Yılbaşı yaklaşırken çiçek tezgâhlarında sıkça görülen kokina, aslında tek bir bitki değil, iki farklı bitkinin bir araya getirilmesiyle oluşturulan geleneksel bir süs bitkisidir. Kokinanın kırmızı taneli kısmı halk arasında silcan, yeşil dallı bölümü ise botanikte Smilax excelsa olarak bilinen ve “tavşanmemesi” adıyla anılan çok yıllık bir çalı bitkisidir.
Kokinalar genellikle kış aylarında, özellikle Aralık ayında hazırlanarak satışa sunulur. Doğada kendiliğinden bu şekilde bulunmaz; özenli bir işçilikle birleştirilir.
Kokinanın kökeni Yunan ve Anadolu kültürlerine dayanır. Rivayete göre, yılbaşında eve alınan kokina dalı bir yıl boyunca solmadan kalırsa, o eve şans, mutluluk, bereket ve hatta ev sahibi olma müjdesi getirir. Sahibine uzun ömür vadettiğine inanıldığı için, kokina yılbaşından önce alınır ve tüm yıl boyunca saklanır.
Kokina aynı zamanda sabır ve emeğin sembolü olarak görülür.
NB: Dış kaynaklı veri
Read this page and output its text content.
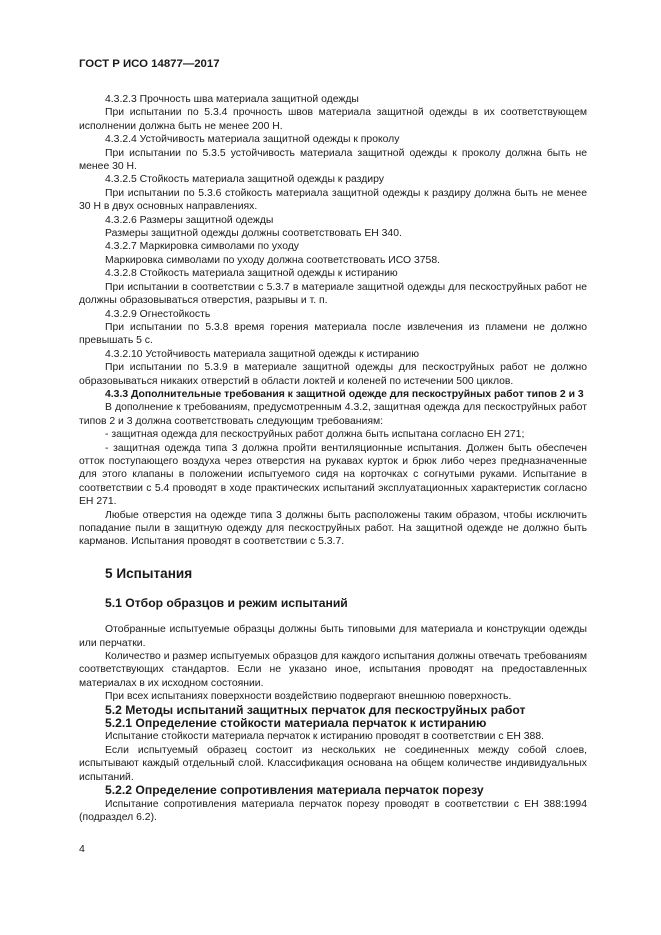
ГОСТ Р ИСО 14877—2017

4.3.2.3 Прочность шва материала защитной одежды

При испытании по 5.3.4 прочность швов материала защитной одежды в их соответствующем исполнении должна быть не менее 200 Н.

4.3.2.4 Устойчивость материала защитной одежды к проколу

При испытании по 5.3.5 устойчивость материала защитной одежды к проколу должна быть не менее 30 Н.

4.3.2.5 Стойкость материала защитной одежды к раздиру

При испытании по 5.3.6 стойкость материала защитной одежды к раздиру должна быть не менее 30 Н в двух основных направлениях.

4.3.2.6 Размеры защитной одежды

Размеры защитной одежды должны соответствовать ЕН 340.

4.3.2.7 Маркировка символами по уходу

Маркировка символами по уходу должна соответствовать ИСО 3758.

4.3.2.8 Стойкость материала защитной одежды к истиранию

При испытании в соответствии с 5.3.7 в материале защитной одежды для пескоструйных работ не должны образовываться отверстия, разрывы и т. п.

4.3.2.9 Огнестойкость

При испытании по 5.3.8 время горения материала после извлечения из пламени не должно превышать 5 с.

4.3.2.10 Устойчивость материала защитной одежды к истиранию

При испытании по 5.3.9 в материале защитной одежды для пескоструйных работ не должно образовываться никаких отверстий в области локтей и коленей по истечении 500 циклов.

4.3.3 Дополнительные требования к защитной одежде для пескоструйных работ типов 2 и 3

В дополнение к требованиям, предусмотренным 4.3.2, защитная одежда для пескоструйных работ типов 2 и 3 должна соответствовать следующим требованиям:

- защитная одежда для пескоструйных работ должна быть испытана согласно ЕН 271;

- защитная одежда типа 3 должна пройти вентиляционные испытания. Должен быть обеспечен отток поступающего воздуха через отверстия на рукавах курток и брюк либо через предназначенные для этого клапаны в положении испытуемого сидя на корточках с согнутыми руками. Испытание в соответствии с 5.4 проводят в ходе практических испытаний эксплуатационных характеристик согласно ЕН 271.

Любые отверстия на одежде типа 3 должны быть расположены таким образом, чтобы исключить попадание пыли в защитную одежду для пескоструйных работ. На защитной одежде не должно быть карманов. Испытания проводят в соответствии с 5.3.7.

5 Испытания
5.1 Отбор образцов и режим испытаний

Отобранные испытуемые образцы должны быть типовыми для материала и конструкции одежды или перчатки.

Количество и размер испытуемых образцов для каждого испытания должны отвечать требованиям соответствующих стандартов. Если не указано иное, испытания проводят на предоставленных материалах в их исходном состоянии.

При всех испытаниях поверхности воздействию подвергают внешнюю поверхность.

5.2 Методы испытаний защитных перчаток для пескоструйных работ
5.2.1 Определение стойкости материала перчаток к истиранию

Испытание стойкости материала перчаток к истиранию проводят в соответствии с ЕН 388.

Если испытуемый образец состоит из нескольких не соединенных между собой слоев, испытывают каждый отдельный слой. Классификация основана на общем количестве индивидуальных испытаний.

5.2.2 Определение сопротивления материала перчаток порезу

Испытание сопротивления материала перчаток порезу проводят в соответствии с ЕН 388:1994 (подраздел 6.2).

4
Eski İstanbul’da özellikle Rum toplumunda kokina dallarını toplamak, kırmızı meyveleri tek tek yeşil dallara bağlamak zahmetli ve sabır gerektiren bir iş olarak kabul edilirdi. Bu nedenle kokina, yalnızca bir süs bitkisi değil, emekle yapılan bir el sanatı olarak da değer görür.
Özellikle İstanbul’daki çiçek pazarlarında satılan kokinalar, geçmişten günümüze uzanan nostaljik bir yılbaşı geleneği olarak öne çıkar. Yeni yıl süslemelerinin vazgeçilmezlerinden biri olan kokina, kırmızı rengiyle umut ve yenilenmeyi simgeler.